How? I have come to the realisation and the resultant conclusion that Bel Ami Vetiver recalls the era of heavy perfumery from the very late twentieth century (Antaeus, Egoïste, Fahrenheit, Bel Ami, Lagerfeld Photo) with an Ellena-esque set of characteristics, with these fusing wonderfully to display a neo-approach to perfumes. If we look at the Hermessence line, JCE’s ‘children’, we discover watercolours and effortless transparency, certainly without lacking gravitas or persuasion. Thus, for Bel Ami Vetiver, we get a very powerful foundation of an old school firmness, and a contrapposto of weightlessness and diffusion – a chiaroscuro of differently patterned scent profiles.
Bel Ami Vetiver begins not predominantly with vetiver, but tonka (akin to Vetiver Tonka from 2004). There’s a slight gourmand edge of roasted legumes, with emphasis on hazelnut and tonka beans. This mellow richness contrasts with a bitter orange twang riddled with lots and lots of warm gingerbread spice.
As with the original fragrance, the leathery suede used here would be a deep chocolate brown colour with an immediately tangible plushness that is soft, melting, and intimate. The leather nuances are muted against a wall of green vetiver, amongst a series of contrasting timbres stemming from amber and styrax resins, giving a really intriguing impression of strong black tea brewed with a hint of sticky and oily birch tar – the shoebox connotation exists, and it is faint. Bel Ami Vetiver hints at sweetness too, but never really is; this is most likely caused by the nutty legume notes and tonka in the composition.
Whilst notes like birch tar, suede and tonka suggest a heavy fragrance, the usage of iris and carnation keep this all in balance. Bel Ami Vetiver is still ridded with little subtleties and peculiarities – whilst the vetiver seems impossibly smooth, whilst musk gives softness and a sprinkling of cedarwood gives dustiness. There is the tiniest suggestion of civet present, adding to the masculine and animalic nature of this fragrance.

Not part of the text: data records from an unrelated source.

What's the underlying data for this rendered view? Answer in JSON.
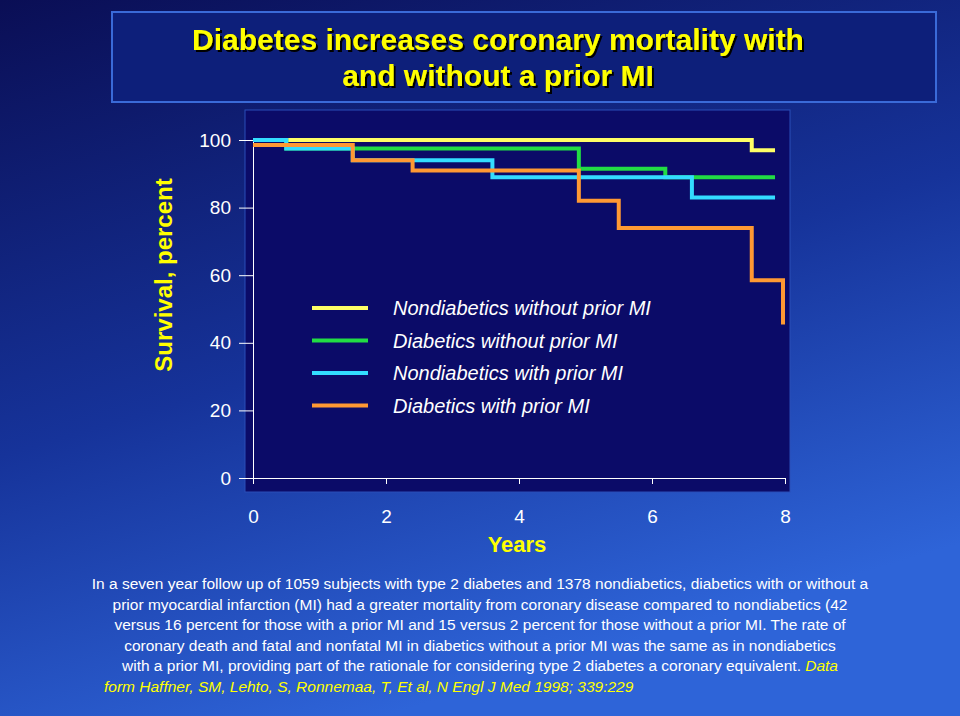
{
  "chart_data": {
    "type": "line",
    "title": [
      "Diabetes increases coronary mortality with",
      "and without a prior MI"
    ],
    "x_label": "Years",
    "y_label": "Survival, percent",
    "xlim": [
      0,
      8
    ],
    "xticks": [
      0,
      2,
      4,
      6,
      8
    ],
    "ylim": [
      0,
      100
    ],
    "yticks": [
      0,
      20,
      40,
      60,
      80,
      100
    ],
    "line_style": "step",
    "series": [
      {
        "name": "Nondiabetics without prior MI",
        "color": "#ffff66",
        "x": [
          0,
          7.5,
          7.85
        ],
        "values": [
          100,
          97,
          97
        ]
      },
      {
        "name": "Diabetics without prior MI",
        "color": "#22dd44",
        "x": [
          0,
          0.5,
          4.9,
          6.2,
          7.85
        ],
        "values": [
          100,
          97.5,
          91.5,
          89,
          89
        ]
      },
      {
        "name": "Nondiabetics with prior MI",
        "color": "#33ddff",
        "x": [
          0,
          0.5,
          1.5,
          3.6,
          6.6,
          7.85
        ],
        "values": [
          100,
          97.5,
          94,
          89,
          83,
          83
        ]
      },
      {
        "name": "Diabetics with prior MI",
        "color": "#ff9933",
        "x": [
          0,
          1.5,
          2.4,
          4.9,
          5.5,
          7.5,
          7.97,
          8
        ],
        "values": [
          98.5,
          94,
          91,
          82,
          74,
          58.5,
          46,
          46
        ]
      }
    ],
    "caption": [
      "In a seven year follow up of 1059 subjects with type 2 diabetes and 1378 nondiabetics, diabetics with or without a",
      "prior myocardial infarction (MI) had a greater mortality from coronary disease compared to nondiabetics (42",
      "versus 16 percent for those with a prior MI and 15 versus 2 percent for those without a prior MI. The rate of",
      "coronary death and fatal and nonfatal MI in diabetics without a prior MI was the same as in nondiabetics",
      "with a prior MI, providing part of the rationale for considering type 2 diabetes a coronary equivalent."
    ],
    "source": [
      "Data",
      "form Haffner, SM, Lehto, S, Ronnemaa, T, Et al, N Engl J Med 1998; 339:229"
    ]
  }
}
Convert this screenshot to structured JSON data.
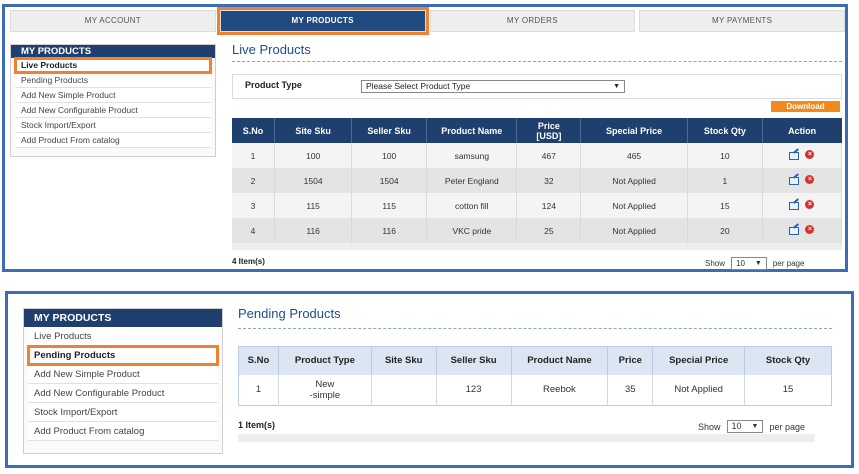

And also, Bel Ami Vetiver suggests that vetiver takes centre stage in the composition, however it merely belongs in the heart accord that is simultaneously herbaceous, rowdy, meaty and nutty. This also attributes to some of its complexities and pairs wonderfully with the bitter orange laden suede/leather note, making for a wonderfully balsamic drydown.
Effortlessly dandified for today’s dandies, Bel Ami Vetiver boasts an iridescent range of spice notes like cumin and incense, with a wood note also redolent of chypre perfumes – perfect for the contemporary gentleman of today who holds onto yesteryear values, mannerisms and tradition in the cool of autumn and chill of winter.
Alternatives: Vetiver Tonka by Hermès; Bel Ami by Hermès; and Tuscan Leather by Tom Ford.
A smooth and malted fragrance with old school written all over it. Certainly not dated!